The population of Venice – maybe 85,000 to 100,000 at about 1300 – could only bear these permanent losses, because there was also a permanent influx. This influx was heavily encouraged by Venetian officials, especially after the waves of Black Death after 1348. Specialists like silk weavers from Lucca or mill builders and bakers of the Holy Roman Empire migrated in droves. Consequently, Venice was forced to expand within its narrow territory, so gardens and swamps were largely replaced by dwellings.
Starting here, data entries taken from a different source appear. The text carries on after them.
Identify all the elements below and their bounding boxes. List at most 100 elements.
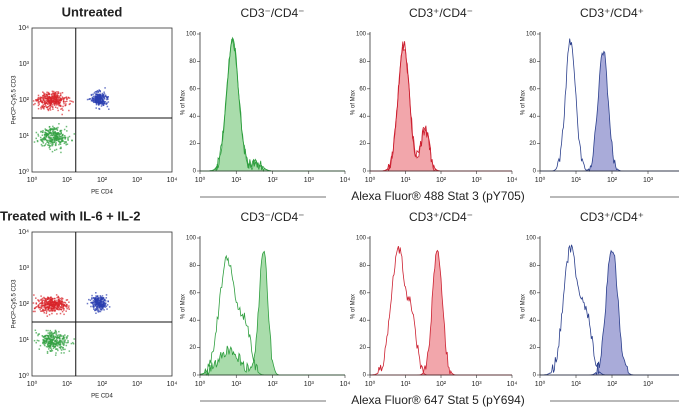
- event-dot: [96, 95, 99, 98]
- event-dot: [52, 133, 54, 135]
- event-dot: [59, 143, 62, 145]
- event-dot: [107, 98, 109, 100]
- y-axis-label: PerCP-Cy5.5 CD3: [12, 75, 18, 125]
- event-dot: [106, 97, 108, 100]
- event-dot: [52, 302, 54, 305]
- event-dot: [59, 312, 62, 315]
- event-dot: [57, 342, 59, 345]
- event-dot: [54, 335, 57, 338]
- event-dot: [63, 301, 66, 304]
- event-dot: [59, 130, 62, 132]
- event-dot: [64, 104, 66, 107]
- event-dot: [57, 302, 59, 304]
- event-dot: [105, 294, 108, 296]
- event-dot: [42, 140, 44, 143]
- event-dot: [40, 138, 43, 141]
- event-dot: [57, 97, 60, 99]
- event-dot: [46, 309, 48, 311]
- event-dot: [54, 305, 56, 307]
- y-axis-label: % of Max: [521, 90, 527, 115]
- event-dot: [54, 132, 57, 134]
- event-dot: [45, 307, 47, 310]
- event-dot: [62, 303, 65, 306]
- y-tick-label: 0: [193, 169, 197, 175]
- event-dot: [103, 302, 105, 304]
- event-dot: [101, 306, 104, 308]
- event-dot: [96, 302, 99, 305]
- caption: Alexa Fluor® 647 Stat 5 (pY694): [351, 393, 525, 407]
- x-tick-label: 10²: [436, 381, 447, 388]
- event-dot: [53, 93, 55, 96]
- event-dot: [46, 95, 48, 97]
- event-dot: [49, 134, 52, 137]
- event-dot: [47, 340, 50, 342]
- event-dot: [49, 104, 52, 107]
- event-dot: [94, 99, 96, 102]
- event-dot: [50, 336, 52, 338]
- event-dot: [52, 136, 54, 139]
- event-dot: [48, 306, 50, 308]
- y-tick-label: 10³: [19, 61, 30, 68]
- event-dot: [55, 336, 57, 339]
- event-dot: [95, 101, 97, 104]
- event-dot: [99, 310, 102, 313]
- event-dot: [48, 303, 51, 305]
- event-dot: [72, 341, 74, 344]
- event-dot: [43, 304, 46, 306]
- event-dot: [64, 341, 66, 344]
- event-dot: [51, 90, 54, 93]
- event-dot: [99, 297, 101, 300]
- event-dot: [95, 292, 97, 294]
- event-dot: [47, 133, 50, 135]
- event-dot: [40, 97, 42, 100]
- event-dot: [89, 299, 92, 301]
- event-dot: [40, 302, 43, 304]
- event-dot: [106, 98, 108, 101]
- event-dot: [107, 95, 109, 98]
- event-dot: [45, 345, 48, 348]
- event-dot: [97, 99, 99, 102]
- event-dot: [51, 305, 54, 308]
- x-tick-label: 10³: [643, 381, 654, 388]
- y-tick-label: 80: [359, 263, 366, 269]
- event-dot: [56, 136, 58, 138]
- event-dot: [45, 129, 48, 131]
- event-dot: [43, 296, 45, 299]
- event-dot: [107, 300, 109, 302]
- event-dot: [41, 106, 44, 109]
- event-dot: [95, 98, 97, 100]
- event-dot: [54, 137, 56, 140]
- event-dot: [61, 113, 63, 116]
- event-dot: [47, 108, 50, 111]
- event-dot: [108, 306, 111, 308]
- event-dot: [97, 306, 100, 308]
- event-dot: [49, 346, 52, 348]
- row-title: Treated with IL-6 + IL-2: [0, 208, 141, 223]
- event-dot: [49, 334, 51, 336]
- event-dot: [41, 304, 44, 307]
- event-dot: [101, 307, 104, 309]
- event-dot: [97, 90, 100, 93]
- event-dot: [43, 297, 46, 300]
- event-dot: [37, 299, 39, 301]
- event-dot: [50, 350, 52, 352]
- event-dot: [54, 297, 56, 300]
- event-dot: [102, 104, 105, 106]
- x-axis-label: PE CD4: [91, 394, 113, 400]
- event-dot: [96, 306, 98, 308]
- event-dot: [55, 332, 58, 334]
- histogram-title: CD3⁺/CD4⁺: [580, 210, 644, 224]
- x-tick-label: 10²: [267, 177, 278, 184]
- event-dot: [102, 95, 104, 97]
- x-tick-label: 10⁰: [195, 380, 206, 388]
- event-dot: [50, 93, 53, 96]
- event-dot: [97, 298, 100, 300]
- event-dot: [35, 131, 38, 134]
- y-axis-label: % of Max: [181, 90, 187, 115]
- event-dot: [53, 103, 56, 105]
- caption-background: [326, 393, 550, 409]
- event-dot: [51, 310, 54, 312]
- event-dot: [38, 300, 40, 303]
- event-dot: [65, 143, 67, 146]
- event-dot: [48, 345, 50, 348]
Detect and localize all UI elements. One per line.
Large numbers of people also immigrated from Tuscany, especially from Florence, as well as southern Italy, Greece, Croatia and even France. From about 1250 an increasing number of people came from the Holy Roman Empire – Germans, Hungarians or Bohemians – called "tedeschi". They dwelled in the Fondaco dei Tedeschi and they were helped and controlled by Visdomini del Fondaco. Official brokers or middle-men were the only ones who were allowed to buy and sell the products.

Also immigrating to Venice, the Jewish people offered much more and cheaper credit to the Venetians, but most of them lived in Mestre. However, with the foundation of the Ghetto in 1516, the majority of the Jewish people started to live in secluded quarters, locked up at night.